Evaluating the influence of neighborhood connectivity and habitat effects in dynamic occupancy species distribution models

Abstract

Exploring new approaches and methodologies to characterize species distribution dynamics, instead of solely relying on static spatial patterns, should be a priority for species distribution modelling research. Dynamic occupancy models (here, ‘dynocc models') are a promising tool to capture temporal patterns of distribution change but their spatial accuracy has been shown to be limited. In this study, we evaluated the effectiveness of incorporating neighborhood connectivity effects into the colonization and extinction functions of dynocc models. To accomplish this, we compared dynocc models accounting either for neighborhood connectivity only, for site-level habitat covariates only, or combining both neighborhood and habitat explanations in the models for species extinction and colonization.

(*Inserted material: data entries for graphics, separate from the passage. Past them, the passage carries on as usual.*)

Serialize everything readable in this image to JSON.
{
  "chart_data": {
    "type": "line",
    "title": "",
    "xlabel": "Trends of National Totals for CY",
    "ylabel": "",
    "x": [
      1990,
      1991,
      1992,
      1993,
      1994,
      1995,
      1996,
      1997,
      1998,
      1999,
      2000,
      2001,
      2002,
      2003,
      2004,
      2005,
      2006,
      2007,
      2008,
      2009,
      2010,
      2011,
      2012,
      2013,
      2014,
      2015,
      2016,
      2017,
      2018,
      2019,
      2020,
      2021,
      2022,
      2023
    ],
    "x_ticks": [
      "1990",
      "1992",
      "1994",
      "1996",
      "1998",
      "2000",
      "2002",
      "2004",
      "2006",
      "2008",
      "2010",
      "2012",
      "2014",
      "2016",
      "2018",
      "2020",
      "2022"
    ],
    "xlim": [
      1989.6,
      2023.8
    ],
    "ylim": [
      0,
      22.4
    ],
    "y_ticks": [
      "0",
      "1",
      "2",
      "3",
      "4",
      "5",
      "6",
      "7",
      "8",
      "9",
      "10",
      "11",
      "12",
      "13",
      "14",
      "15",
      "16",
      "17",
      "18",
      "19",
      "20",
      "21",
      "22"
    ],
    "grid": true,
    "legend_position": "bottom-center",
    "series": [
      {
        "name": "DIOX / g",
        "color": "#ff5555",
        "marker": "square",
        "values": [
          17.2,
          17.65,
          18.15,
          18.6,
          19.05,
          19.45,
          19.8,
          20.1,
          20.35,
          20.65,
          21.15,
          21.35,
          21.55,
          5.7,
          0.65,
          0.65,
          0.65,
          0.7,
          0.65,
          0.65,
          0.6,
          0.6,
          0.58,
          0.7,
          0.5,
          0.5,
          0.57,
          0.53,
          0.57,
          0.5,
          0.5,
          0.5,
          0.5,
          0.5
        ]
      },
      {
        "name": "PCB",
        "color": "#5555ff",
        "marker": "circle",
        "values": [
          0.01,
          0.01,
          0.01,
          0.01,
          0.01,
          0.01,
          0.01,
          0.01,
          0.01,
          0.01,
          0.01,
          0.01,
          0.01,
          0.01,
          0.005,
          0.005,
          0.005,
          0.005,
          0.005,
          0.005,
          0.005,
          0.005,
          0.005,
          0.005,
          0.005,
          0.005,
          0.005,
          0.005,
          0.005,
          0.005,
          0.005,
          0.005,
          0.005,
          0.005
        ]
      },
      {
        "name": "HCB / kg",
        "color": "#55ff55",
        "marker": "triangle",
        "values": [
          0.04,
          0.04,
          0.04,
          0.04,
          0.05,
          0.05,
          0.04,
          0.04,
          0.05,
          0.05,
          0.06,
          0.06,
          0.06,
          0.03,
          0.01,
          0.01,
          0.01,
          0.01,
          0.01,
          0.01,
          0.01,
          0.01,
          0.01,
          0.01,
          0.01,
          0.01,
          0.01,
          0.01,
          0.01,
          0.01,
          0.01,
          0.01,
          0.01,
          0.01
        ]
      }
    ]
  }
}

All models were evaluated for a total of 46 bird species typical of forests and shrublands using data at 1 km2 scale from two Catalan breeding bird atlases (CBBA2: 1999–2002 and CBBA3: 2015–2018). Models' predictive performance varied across species between dynocc models incorporating habitat covariates alone and those considering neighborhood connectivity alone. Among species, 68% exhibited a predominant response to habitat effects, 24% showed similar responses for habitat and connectivity effects, and 9% were mostly associated with connectivity effects. Dynocc models combining connectivity and habitat covariates achieved the best predictive performance for most species, with bigger gains for species with similar results from habitat-only and connectivity-only models. However, relative performance gains compared to dynocc models using only habitat or connectivity variables were generally modest for most species. This study shows the benefits of considering more spatially explicit formulations in dynocc models, specifically incorporating neighborhood connectivity into the extinction and colonization processes. Our work also highlights the importance of evaluating different model formulations and assessing which aspects of the model are more important depending on the study species.